Growing up most of my memories are of me sitting on countertops watching my mom or my nanna while they cooked. The kitchen was a focal point in quality time with family. It is no wonder that I grew up to be equally happy to cook food that others enjoy.
The one difference is that typically in my family, recipes are not written down and if they are they might as well be guarded by dragons. I am not like that though. I mean, I still cook from memory but I like to share recipes with others (maybe a few have dragons...). I enjoy cooking for others and I love for them to be able to take something else away from the experience.

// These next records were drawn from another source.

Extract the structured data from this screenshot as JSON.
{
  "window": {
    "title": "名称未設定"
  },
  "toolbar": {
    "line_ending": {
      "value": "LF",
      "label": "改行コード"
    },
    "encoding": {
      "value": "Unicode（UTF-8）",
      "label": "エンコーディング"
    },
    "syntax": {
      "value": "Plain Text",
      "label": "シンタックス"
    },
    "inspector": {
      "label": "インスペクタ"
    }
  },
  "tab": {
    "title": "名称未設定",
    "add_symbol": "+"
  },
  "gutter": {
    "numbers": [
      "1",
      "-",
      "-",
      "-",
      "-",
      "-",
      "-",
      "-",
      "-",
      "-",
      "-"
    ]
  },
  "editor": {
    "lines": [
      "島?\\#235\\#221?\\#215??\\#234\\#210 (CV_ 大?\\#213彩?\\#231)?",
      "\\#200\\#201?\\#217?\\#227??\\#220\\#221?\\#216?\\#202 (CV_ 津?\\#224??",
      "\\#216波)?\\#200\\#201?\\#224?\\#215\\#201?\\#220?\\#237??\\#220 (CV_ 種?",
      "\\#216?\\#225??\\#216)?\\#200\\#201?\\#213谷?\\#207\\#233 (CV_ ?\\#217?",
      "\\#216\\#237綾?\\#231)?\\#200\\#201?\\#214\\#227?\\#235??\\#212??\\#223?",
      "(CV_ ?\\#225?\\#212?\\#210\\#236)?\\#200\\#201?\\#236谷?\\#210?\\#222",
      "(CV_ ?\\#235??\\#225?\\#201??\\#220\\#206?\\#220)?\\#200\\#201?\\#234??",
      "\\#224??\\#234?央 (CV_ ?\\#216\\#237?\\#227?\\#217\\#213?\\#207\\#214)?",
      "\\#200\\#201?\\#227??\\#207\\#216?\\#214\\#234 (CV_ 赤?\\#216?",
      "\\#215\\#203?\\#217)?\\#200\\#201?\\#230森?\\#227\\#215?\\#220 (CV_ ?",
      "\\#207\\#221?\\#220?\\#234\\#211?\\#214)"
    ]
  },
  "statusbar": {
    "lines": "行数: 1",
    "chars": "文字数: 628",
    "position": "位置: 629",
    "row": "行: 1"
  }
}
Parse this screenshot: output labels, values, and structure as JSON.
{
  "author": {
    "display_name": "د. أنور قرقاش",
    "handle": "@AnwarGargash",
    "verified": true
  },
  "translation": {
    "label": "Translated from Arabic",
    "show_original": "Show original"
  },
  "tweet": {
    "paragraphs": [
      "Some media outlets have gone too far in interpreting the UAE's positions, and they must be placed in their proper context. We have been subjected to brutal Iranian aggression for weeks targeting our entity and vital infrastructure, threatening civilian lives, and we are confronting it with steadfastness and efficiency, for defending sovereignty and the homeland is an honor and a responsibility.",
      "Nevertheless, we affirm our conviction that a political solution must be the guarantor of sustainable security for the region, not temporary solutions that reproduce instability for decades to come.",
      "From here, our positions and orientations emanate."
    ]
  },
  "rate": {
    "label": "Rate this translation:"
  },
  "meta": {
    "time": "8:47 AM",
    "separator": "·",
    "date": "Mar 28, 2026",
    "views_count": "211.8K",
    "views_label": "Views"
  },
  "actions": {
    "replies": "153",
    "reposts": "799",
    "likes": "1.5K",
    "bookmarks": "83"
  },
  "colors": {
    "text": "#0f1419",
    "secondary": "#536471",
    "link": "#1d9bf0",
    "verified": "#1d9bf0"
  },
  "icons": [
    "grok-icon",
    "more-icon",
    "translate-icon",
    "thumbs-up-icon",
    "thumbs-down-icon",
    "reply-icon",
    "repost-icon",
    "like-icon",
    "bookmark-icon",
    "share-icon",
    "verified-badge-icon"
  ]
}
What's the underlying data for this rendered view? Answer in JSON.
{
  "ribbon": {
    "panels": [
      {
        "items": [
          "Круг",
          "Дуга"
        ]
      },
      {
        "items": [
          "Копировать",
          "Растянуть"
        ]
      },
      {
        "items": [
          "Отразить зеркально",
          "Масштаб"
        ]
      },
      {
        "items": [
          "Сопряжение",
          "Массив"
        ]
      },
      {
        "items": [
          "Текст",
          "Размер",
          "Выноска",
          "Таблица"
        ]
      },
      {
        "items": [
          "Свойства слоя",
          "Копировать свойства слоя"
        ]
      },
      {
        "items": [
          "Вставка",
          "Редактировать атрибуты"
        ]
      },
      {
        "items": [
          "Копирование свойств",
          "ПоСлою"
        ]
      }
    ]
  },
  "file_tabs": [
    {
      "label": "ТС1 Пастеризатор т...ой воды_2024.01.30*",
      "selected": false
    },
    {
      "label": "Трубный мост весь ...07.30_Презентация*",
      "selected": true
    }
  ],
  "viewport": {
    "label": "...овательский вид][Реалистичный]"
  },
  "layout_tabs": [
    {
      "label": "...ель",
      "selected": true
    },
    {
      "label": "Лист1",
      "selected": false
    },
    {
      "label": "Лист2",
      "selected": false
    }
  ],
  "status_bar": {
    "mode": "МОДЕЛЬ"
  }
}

One thing I am often asked for is my recipe for lactation cookies. What I love most about no-bake cookies is how simple they are to put together. They whip up fast, which is great for busy lifestyles, and I dont even have to turn my oven on.
3/4 c coconut oil
3/4 c cashew milk (or any other milk)
2/3 c coconut sugar
1 t pure vanilla extract
1 c peanut butter
1/4 c dutch cocoa powder
2 c rolled oats
1 c almonds, finely chopped or blended
1/3 c ground flax
1/2 c shredded coconut
1/4 c Brewers yeast
In a medium saucepan combine coconut oil, cashew milk, vanilla, sugar, peanut butter, and cocoa powder over medium heat. Bring mixture to a boil. Add oats and reduce to a med-low heat. Allow oats to rest for 3 minutes. Stir in remaining ingredients and remove from heat.
On a cookie sheet lined with parchment paper, scoop out into even amounts and flatten with a spatula. Allow cookies to rest at room temperature for 15 minutes. Transfer to fridge to allow cookies to completely cool and set up.